[Unison-hackers] Multi-user, single UID ideas for Unison

Greg Troxel gdt at lexort.com
Mon Oct 30 20:05:20 EDT 2023


nikp123 <nikp123 at e.email> writes:

1> On 31. 10. 23. 00:08, Greg Troxel wrote:
>> It strikes me that currently filebrowser is
>> designed to be personal and you are using it outside of its design
>> assumptions.
> Maybe that is the case, but I was able to isolate users via their
> ability to specify paths for each user despite all files being store
> under one UID/GID pair. Maybe theirs was an afterthought and this
> wasn't? I don't know.

I can believe you can make it run, but it still seems strange for this
tool to ask that everything else on the system reinvent permissions.

> Even NextCloud that you mentioned afterwards also stores files in a
> single permission UID/GID pair on disk. (But NextCloud has other
> issues that make it unusable for me).

Yes, but nextcloud's design is that only the nextcloud server process
touches those files.

>> You mention "would need system files", but I don't know which files
>> and why?
>
> IIRC, when you chroot into a SSH session, it would act as a regular
> Linux chroot. The directory you're chroot-ing into would need to have
> ALL of the binaries (and their dependencies) you're planning to use
> already inside of it. This would be quite messy as you'd have to copy
> or link those at runtime which is just prone to too many
> failures.
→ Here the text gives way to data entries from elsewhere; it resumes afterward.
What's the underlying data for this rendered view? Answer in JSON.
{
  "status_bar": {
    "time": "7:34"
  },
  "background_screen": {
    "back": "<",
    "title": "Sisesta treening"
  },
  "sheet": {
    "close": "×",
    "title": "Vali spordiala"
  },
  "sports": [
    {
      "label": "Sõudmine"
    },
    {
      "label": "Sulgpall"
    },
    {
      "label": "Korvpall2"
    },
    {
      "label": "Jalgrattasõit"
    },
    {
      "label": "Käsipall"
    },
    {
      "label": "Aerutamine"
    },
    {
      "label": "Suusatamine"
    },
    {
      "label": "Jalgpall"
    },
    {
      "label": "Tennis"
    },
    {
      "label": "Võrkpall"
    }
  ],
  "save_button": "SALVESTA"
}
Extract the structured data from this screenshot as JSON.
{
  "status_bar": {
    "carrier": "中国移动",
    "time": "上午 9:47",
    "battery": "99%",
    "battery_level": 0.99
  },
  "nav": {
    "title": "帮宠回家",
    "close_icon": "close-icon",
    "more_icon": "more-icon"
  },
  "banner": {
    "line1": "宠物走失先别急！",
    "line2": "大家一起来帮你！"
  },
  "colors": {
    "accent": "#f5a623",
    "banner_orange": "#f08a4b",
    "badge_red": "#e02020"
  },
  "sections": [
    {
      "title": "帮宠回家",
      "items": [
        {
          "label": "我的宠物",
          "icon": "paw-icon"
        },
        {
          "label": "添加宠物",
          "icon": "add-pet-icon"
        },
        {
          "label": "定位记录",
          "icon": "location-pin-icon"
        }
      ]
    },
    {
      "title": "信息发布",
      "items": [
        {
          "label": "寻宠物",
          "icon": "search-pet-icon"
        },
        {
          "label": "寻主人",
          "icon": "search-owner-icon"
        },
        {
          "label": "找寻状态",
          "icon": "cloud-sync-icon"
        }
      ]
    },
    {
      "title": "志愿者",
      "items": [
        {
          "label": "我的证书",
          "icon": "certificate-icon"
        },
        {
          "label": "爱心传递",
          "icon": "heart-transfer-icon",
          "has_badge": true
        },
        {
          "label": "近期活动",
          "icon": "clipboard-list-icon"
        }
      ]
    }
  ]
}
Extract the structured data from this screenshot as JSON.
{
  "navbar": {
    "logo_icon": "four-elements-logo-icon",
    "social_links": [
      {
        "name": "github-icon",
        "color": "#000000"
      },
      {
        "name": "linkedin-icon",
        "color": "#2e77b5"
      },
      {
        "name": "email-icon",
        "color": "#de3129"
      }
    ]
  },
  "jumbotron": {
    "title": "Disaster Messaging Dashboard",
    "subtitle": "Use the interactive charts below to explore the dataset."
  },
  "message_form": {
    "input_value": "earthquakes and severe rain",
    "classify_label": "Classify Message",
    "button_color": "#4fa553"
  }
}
It'd be great if this wasn't the case and I just had a wrong
> understanding of it.

"chroot into an ssh session" is too imprecise to discuss.  chroot is a
system call, and there's a user process that executes it and then
another process.

unison only needs the unison binary and a few libs.  On my NetBSD system:

  /usr/pkg/bin//unison:
          -lutil.7 => /usr/lib/libutil.so.7
          -lc.12 => /usr/lib/libc.so.12
          -lm.0 => /usr/lib/libm.so.0
          -lpthread.1 => /usr/lib/libpthread.so.1

but I was suggesting that unison itself grow the ability to chroot once
it has changed cwd to the dir to be synced.  The process would be
loaded, and this should be easy to prototype, and then figure out if
that work and what else is needed.   Once ar/fp is moved.

>>    3) With (2) done, which I think is of general interest, then I think
>>    -- but I may be missing something -- that adding a single "chroot ."
>>    call to unison, after chdir to the sync dir -- with a bit of fixup for
>>    paths, might mostly do what you want, and that might well be simple
>>    enough and more broadly applicable as to be ok in terms of
>>    complexity/usefulness tradeoff.
> If this is possible, that would solve my problems. Because that
> *would* achieve the isolation that I'm looking for. But I remain
> doubtful for the reasons I wrote above.

I could certainly be missing something.